For some reason, that combination of six words of no more than two syllables each just tickles me every time I think of it.

That’s from The Hogfather, in which Death has to take over for Santa Claus.

If we’re doing nonfiction, this is a passage that is so funny that I had to memorize it even though I can never get all the way through it without becoming incoherent from laughter. From Miss Manners’ Guide to Excruciatingly Correct Behavior:

Whoah. Is that a whoosh?

The movie starred Johnny Depp, plus a half-dozen other A-list celebrities, and spawned a huge cult following of sometimes annoying people who never shut up about it.

It was pretty good, though I have to admit I haven’t read the book. My favorite quote, possibly the most famous from the movie (and I’m pretty sure it’s in the book):

“We had two bags of grass, seventy-five pellets of mescaline, five sheets of high-powered blotter acid, a saltshaker half-full of cocaine, and a whole galaxy of multi-colored uppers, downers, laughers, screamers… Also, a quart of tequila, a quart of rum, a case of beer, a pint of raw ether, and two dozen amyls. Not that we needed all that for the trip, but once you get locked into a serious drug collection, the tendency is to push it as far as you can.”

From memory: “As your lawyer, I advise you to take two hits of this acid; I’ll take five.”

As for HST film adaptations, don’t forget (the actually rather forgettable) Where the Buffalo Roam, starring Bill Murray as Hunter.

My favourite bit of dialogue by Pratchett comes from The Color of Magic when Rincewind meets Death:
I WAS SURPRISED THAT YOU JOUSTLED ME, RINCEWIND, FOR I HAVE AN APPOINTMENT WITH THEE THIS VERY NIGHT.

“Oh no, not–”

OF COURSE, WHAT’S SO BLOODY VEXING ABOUT THE WHOLE BUSINESS IS THAT I WAS EXPECTING TO MEET THEE IN PSEPHOPOLIS.

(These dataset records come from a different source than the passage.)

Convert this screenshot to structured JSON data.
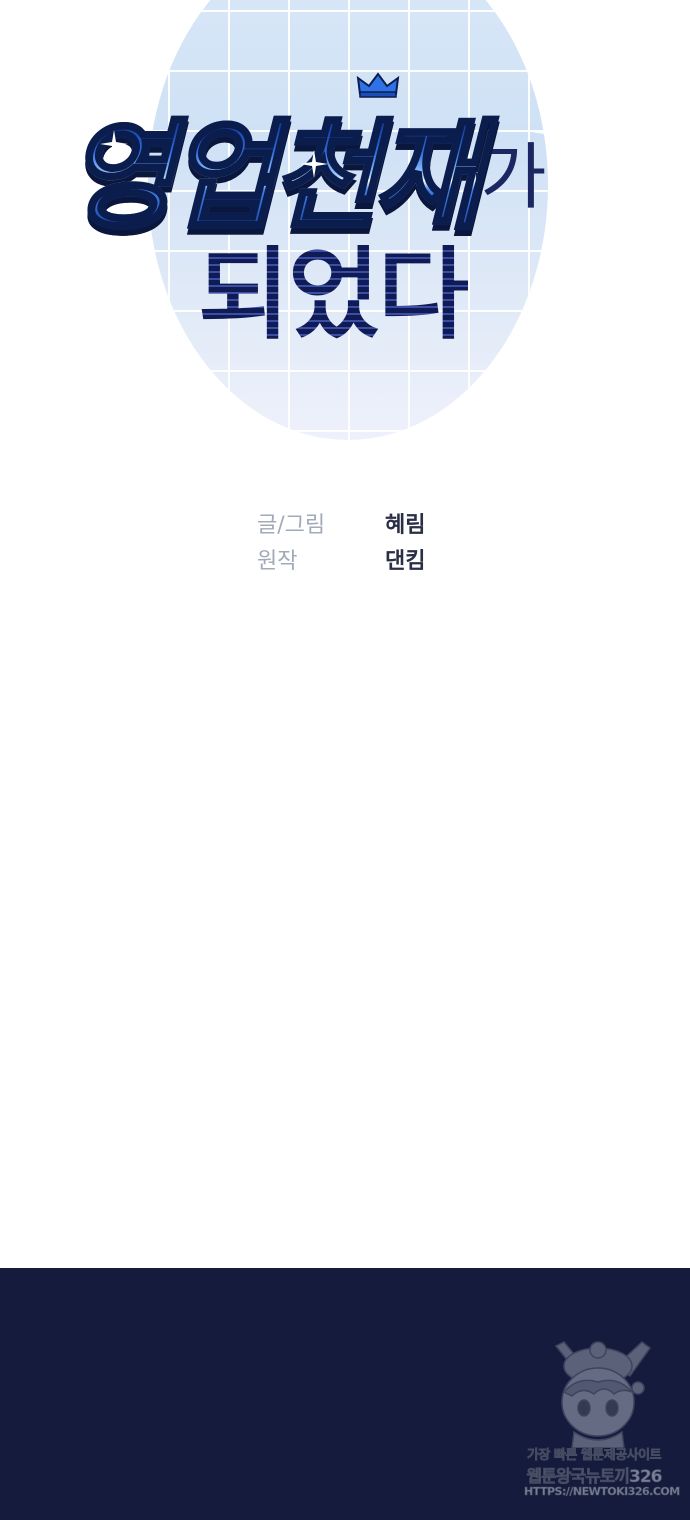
{
  "title": {
    "line1_main": "영업천재",
    "line1_suffix": "가",
    "line2": "되었다",
    "crown_icon": "crown-icon",
    "colors": {
      "primary_blue": "#1a4fb8",
      "dark_navy": "#1b2762",
      "grid_circle": "#d4e4f6"
    }
  },
  "credits": [
    {
      "role": "글/그림",
      "name": "혜림"
    },
    {
      "role": "원작",
      "name": "댄킴"
    }
  ],
  "bottom_panel": {
    "color": "#151b3d"
  },
  "watermark": {
    "line1": "가장 빠른 웹툰제공사이트",
    "line2": "웹툰왕국뉴토끼326",
    "line3": "HTTPS://NEWTOKI326.COM",
    "mascot_icon": "rabbit-mascot-icon"
  }
}
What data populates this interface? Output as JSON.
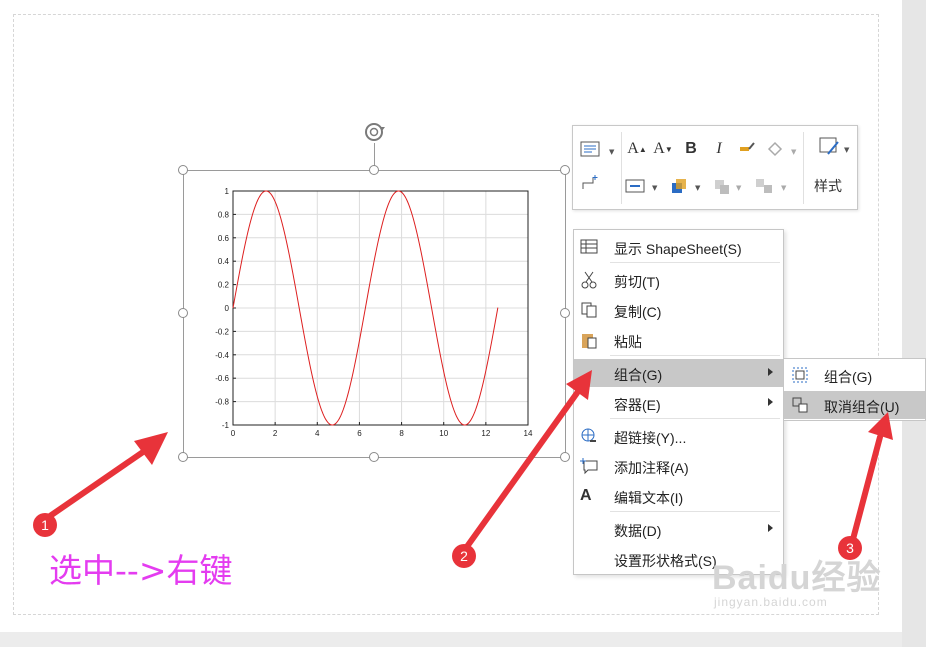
{
  "colors": {
    "curve": "#dd1f1f",
    "menu_highlight": "#c8c8c8",
    "annotation_text": "#e43cf0",
    "arrow": "#e8333a"
  },
  "mini_toolbar": {
    "buttons": [
      {
        "id": "text-block",
        "icon": "text-block-icon"
      },
      {
        "id": "font-grow",
        "label": "A",
        "icon": "font-grow-icon"
      },
      {
        "id": "font-shrink",
        "label": "A",
        "icon": "font-shrink-icon"
      },
      {
        "id": "bold",
        "label": "B",
        "icon": "bold-icon"
      },
      {
        "id": "italic",
        "label": "I",
        "icon": "italic-icon"
      },
      {
        "id": "format-painter",
        "icon": "format-painter-icon"
      },
      {
        "id": "fill",
        "icon": "fill-icon"
      },
      {
        "id": "connector",
        "icon": "connector-icon"
      },
      {
        "id": "align",
        "icon": "align-icon"
      },
      {
        "id": "bring-forward",
        "icon": "bring-forward-icon"
      },
      {
        "id": "send-backward",
        "icon": "send-backward-icon"
      },
      {
        "id": "group",
        "icon": "group-icon"
      },
      {
        "id": "styles",
        "icon": "styles-icon"
      }
    ],
    "style_label": "样式"
  },
  "context_menu": {
    "items": [
      {
        "label": "显示 ShapeSheet(S)",
        "icon": "shapesheet-icon"
      },
      {
        "label": "剪切(T)",
        "icon": "cut-icon"
      },
      {
        "label": "复制(C)",
        "icon": "copy-icon"
      },
      {
        "label": "粘贴",
        "icon": "paste-icon"
      },
      {
        "label": "组合(G)",
        "icon": "",
        "submenu": true,
        "highlighted": true
      },
      {
        "label": "容器(E)",
        "icon": "",
        "submenu": true
      },
      {
        "label": "超链接(Y)...",
        "icon": "hyperlink-icon"
      },
      {
        "label": "添加注释(A)",
        "icon": "comment-icon"
      },
      {
        "label": "编辑文本(I)",
        "icon": "edit-text-icon"
      },
      {
        "label": "数据(D)",
        "icon": "",
        "submenu": true
      },
      {
        "label": "设置形状格式(S)",
        "icon": ""
      }
    ]
  },
  "group_submenu": {
    "items": [
      {
        "label": "组合(G)",
        "icon": "group-icon"
      },
      {
        "label": "取消组合(U)",
        "icon": "ungroup-icon",
        "highlighted": true
      }
    ]
  },
  "annotation": {
    "text": "选中-->右键",
    "badges": [
      "1",
      "2",
      "3"
    ]
  },
  "watermark": {
    "text": "Baidu经验",
    "sub": "jingyan.baidu.com"
  },
  "chart_data": {
    "type": "line",
    "function": "sin(x)",
    "x_range": [
      0,
      12.57
    ],
    "xlim": [
      0,
      14
    ],
    "ylim": [
      -1,
      1
    ],
    "xticks": [
      "0",
      "2",
      "4",
      "6",
      "8",
      "10",
      "12",
      "14"
    ],
    "yticks": [
      "1",
      "0.8",
      "0.6",
      "0.4",
      "0.2",
      "0",
      "-0.2",
      "-0.4",
      "-0.6",
      "-0.8",
      "-1"
    ],
    "grid": true,
    "series": [
      {
        "x": [
          0,
          0.785,
          1.571,
          2.356,
          3.142,
          3.927,
          4.712,
          5.498,
          6.283,
          7.069,
          7.854,
          8.639,
          9.425,
          10.21,
          10.996,
          11.781,
          12.566
        ],
        "y": [
          0,
          0.707,
          1,
          0.707,
          0,
          -0.707,
          -1,
          -0.707,
          0,
          0.707,
          1,
          0.707,
          0,
          -0.707,
          -1,
          -0.707,
          0
        ]
      }
    ]
  }
}
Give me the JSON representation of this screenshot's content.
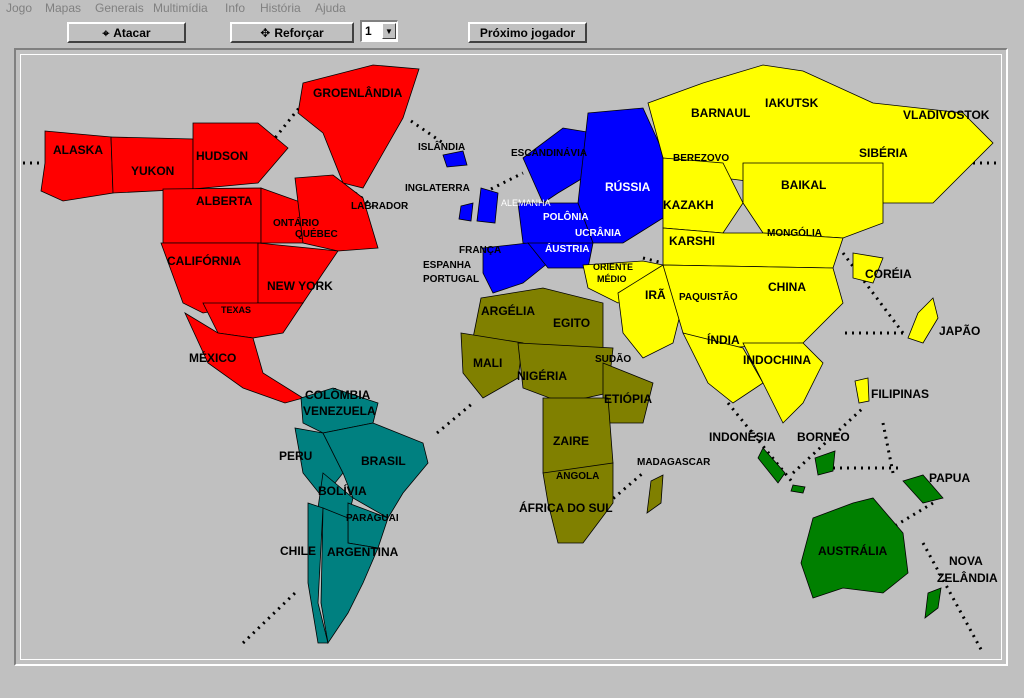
{
  "menu": [
    "Jogo",
    "Mapas",
    "Generais",
    "Multimídia",
    "Info",
    "História",
    "Ajuda"
  ],
  "toolbar": {
    "attack_label": "Atacar",
    "attack_icon": "crosshair-icon",
    "reinforce_label": "Reforçar",
    "reinforce_icon": "move-arrows-icon",
    "count_value": "1",
    "next_player_label": "Próximo jogador"
  },
  "colors": {
    "north_america": "#ff0000",
    "south_america": "#008080",
    "europe": "#0000ff",
    "africa": "#808000",
    "asia": "#ffff00",
    "oceania": "#008000",
    "ocean": "#c0c0c0"
  },
  "territories": {
    "alaska": "ALASKA",
    "yukon": "YUKON",
    "hudson": "HUDSON",
    "groenlandia": "GROENLÂNDIA",
    "alberta": "ALBERTA",
    "ontario": "ONTÁRIO",
    "quebec": "QUÉBEC",
    "labrador": "LABRADOR",
    "california": "CALIFÓRNIA",
    "new_york": "NEW YORK",
    "texas": "TEXAS",
    "mexico": "MÉXICO",
    "islandia": "ISLÂNDIA",
    "escandinavia": "ESCANDINÁVIA",
    "inglaterra": "INGLATERRA",
    "alemanha": "ALEMANHA",
    "polonia": "POLÔNIA",
    "ucrania": "UCRÂNIA",
    "russia": "RÚSSIA",
    "austria": "ÁUSTRIA",
    "franca": "FRANÇA",
    "espanha": "ESPANHA",
    "portugal": "PORTUGAL",
    "oriente_medio_1": "ORIENTE",
    "oriente_medio_2": "MÉDIO",
    "barnaul": "BARNAUL",
    "iakutsk": "IAKUTSK",
    "vladivostok": "VLADIVOSTOK",
    "berezovo": "BEREZOVO",
    "siberia": "SIBÉRIA",
    "baikal": "BAIKAL",
    "kazakh": "KAZAKH",
    "mongolia": "MONGÓLIA",
    "karshi": "KARSHI",
    "coreia": "CORÉIA",
    "china": "CHINA",
    "ira": "IRÃ",
    "paquistao": "PAQUISTÃO",
    "japao": "JAPÃO",
    "india": "ÍNDIA",
    "indochina": "INDOCHINA",
    "filipinas": "FILIPINAS",
    "argelia": "ARGÉLIA",
    "egito": "EGITO",
    "mali": "MALI",
    "sudao": "SUDÃO",
    "nigeria": "NIGÉRIA",
    "etiopia": "ETIÓPIA",
    "zaire": "ZAIRE",
    "angola": "ANGOLA",
    "madagascar": "MADAGASCAR",
    "africa_do_sul": "ÁFRICA DO SUL",
    "colombia": "COLÔMBIA",
    "venezuela": "VENEZUELA",
    "peru": "PERU",
    "brasil": "BRASIL",
    "bolivia": "BOLÍVIA",
    "paraguai": "PARAGUAI",
    "chile": "CHILE",
    "argentina": "ARGENTINA",
    "indonesia": "INDONÉSIA",
    "borneo": "BORNEO",
    "papua": "PAPUA",
    "australia": "AUSTRÁLIA",
    "nova_zelandia_1": "NOVA",
    "nova_zelandia_2": "ZELÂNDIA"
  }
}
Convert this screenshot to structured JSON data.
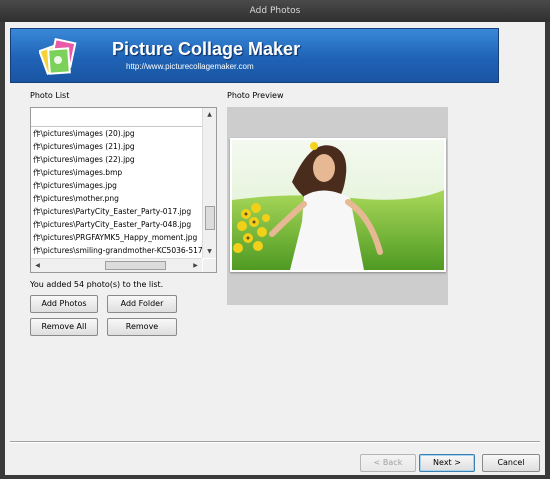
{
  "window": {
    "title": "Add Photos"
  },
  "banner": {
    "title": "Picture Collage Maker",
    "url": "http://www.picturecollagemaker.com"
  },
  "photo_list": {
    "label": "Photo List",
    "rows": [
      "作\\pictures\\images (20).jpg",
      "作\\pictures\\images (21).jpg",
      "作\\pictures\\images (22).jpg",
      "作\\pictures\\images.bmp",
      "作\\pictures\\images.jpg",
      "作\\pictures\\mother.png",
      "作\\pictures\\PartyCity_Easter_Party-017.jpg",
      "作\\pictures\\PartyCity_Easter_Party-048.jpg",
      "作\\pictures\\PRGFAYMK5_Happy_moment.jpg",
      "作\\pictures\\smiling-grandmother-KC5036-517"
    ],
    "status": "You added 54 photo(s) to the list."
  },
  "preview": {
    "label": "Photo Preview"
  },
  "buttons": {
    "add_photos": "Add Photos",
    "add_folder": "Add Folder",
    "remove_all": "Remove All",
    "remove": "Remove",
    "back": "< Back",
    "next": "Next >",
    "cancel": "Cancel"
  },
  "icons": {
    "scroll_up": "scroll-up-arrow-icon",
    "scroll_down": "scroll-down-arrow-icon",
    "scroll_left": "scroll-left-arrow-icon",
    "scroll_right": "scroll-right-arrow-icon",
    "logo": "photo-stack-logo-icon"
  },
  "colors": {
    "banner": "#1f63b6",
    "titlebar": "#3a3a3a",
    "preview_bg": "#cdcdcd"
  }
}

“But that’s five hundred miles away!”

YOU DON’T HAVE TO TELL ME. THE WHOLE SYSTEM’S GOT SCREWED UP AGAIN, I CAN SEE THAT. LOOK, THERE’S NO CHANCE OF YOU–?

Rincewind backed away, hands spread protectively in front of him.

“Not a chance!”

I COULD LEND YOU A VERY FAST HORSE.

“No!”

That’s actually a parody of an old story I read in T.H. White’s The Sword in the Stone (and probably much older than that): A merchant of Jerusalem was walking in the bazaar one day and was surprised to see Death; what’s more, Death seemed equally surprised to see him. The merchant hurried off and sought out a wise man to explain the omen. He was told, “It means Death has come here for you.” The merchant decided to flee before the appointment. He hired a fast horse and rode hard all night until he reached Damascus, a feat no one had ever managed before. The next day he was walking in the bazaar and Death plucked his sleeve and said, “I have come for you.” The merchant, astonished, cried, “But I saw you in Jerusalem just yesterday!” Death replied, “And I was quite surprised to see you there, for I was told to seek you here, today, in Damascus.”